Ambassador James F. Entwistle detailed how US assistance focuses on two cardinal elements: education and training to equip Congolese election observers with the skills to work effectively whether in urban centers or the countryside. Of crucial consequence, he contended, was that the Congolese people and the election commission certify the results; their affirmation – as opposed to that of the international community – would represent electoral legitimacy. Transparency, the ability of candidates to campaign without being submitted to or engaging in violence or intimidation, and fair and equal access to state media for male and female candidates comprise the foundational bedrock of a credible election. Lastly, once the elections are over, a critical moment will be when the defeated candidates announce publicly that they accept the results. Ambassador Entwistle expressed delight in the fact that, on the ground, the Congolese people talk of the next election in 5 years, indicating an expectation that elections will be held in the future. This complicates the intention of any person to subvert the process, which the Ambassador noted is a positive indicator that democracy is taking root in the DRC.
Challenges Facing the DRC
Regional Director of Africa for the International Foundation for Electoral Systems (IFES), Almami I. Cyllah, recalled the scope of the daunting logistical challenges that face a country the size of the DRC with a mere 6 months to prepare.
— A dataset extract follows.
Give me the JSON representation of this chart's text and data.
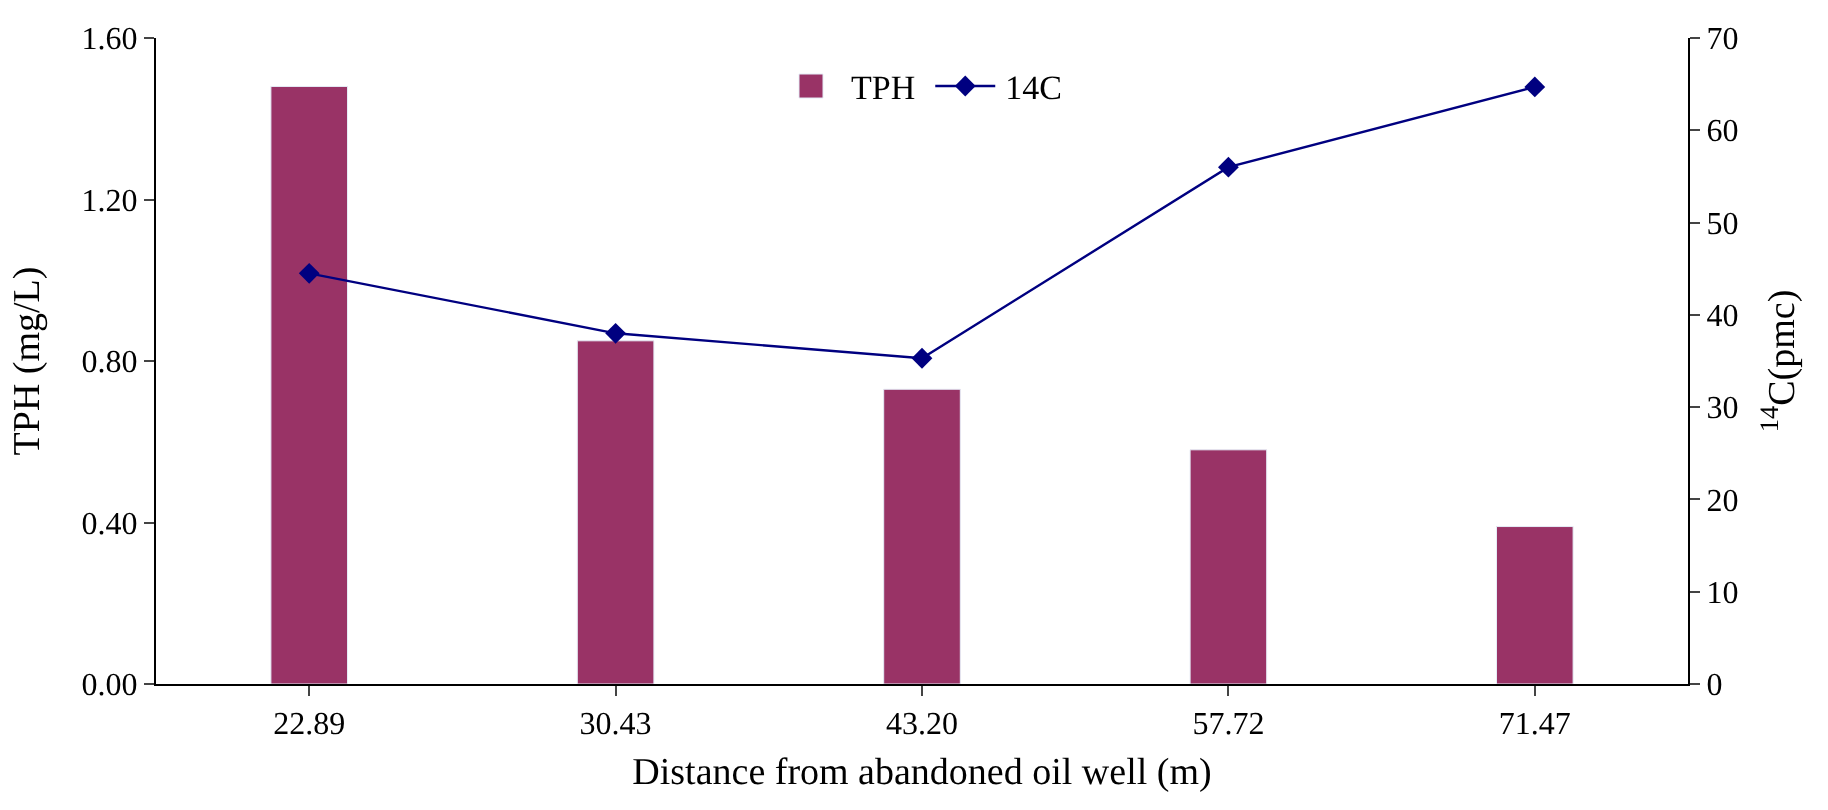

In light of the recent constitutional amendments that have, in effect, eliminated multiple rounds of voting in favor of a single round, Cyllah expressed concern that people may be inclined to vote along ethnic lines. To counter this inclination, the international community must uphold its commitments to financially support the process while putting the community at-large and civil society in position of ownership. The election commission should produce a plan that addresses the stakeholders and ensures that they are an integral part of the process. The results of the elections must be announced and meet a minimum standard of credibility to guarantee legality of the process. Preparation for the next election, he charged, starts the day after the results are announced.
Cyllah posited that long-term electoral assistance and monitoring are necessary to facilitate the understanding of civil society and ordinary Congolese citizens that elections are a process - not an event - and should be treated accordingly. David Pottie, the Associate Director of the Democracy Program at The Carter Center (TCC), affirmed that the Center provides long-term support in the form of technical training in reporting, drafting public statements, and media relations for the government. One challenge he cited was the multiplicity of networks that will deploy observers who have partisan points of views and agendas. Pottie shared Entwistle’s assessment that TCC does not certify results; it is the electoral commission’s responsibility to certify results that are in compliance with the DRC’s international and constitutional commitments, agreements, and obligations.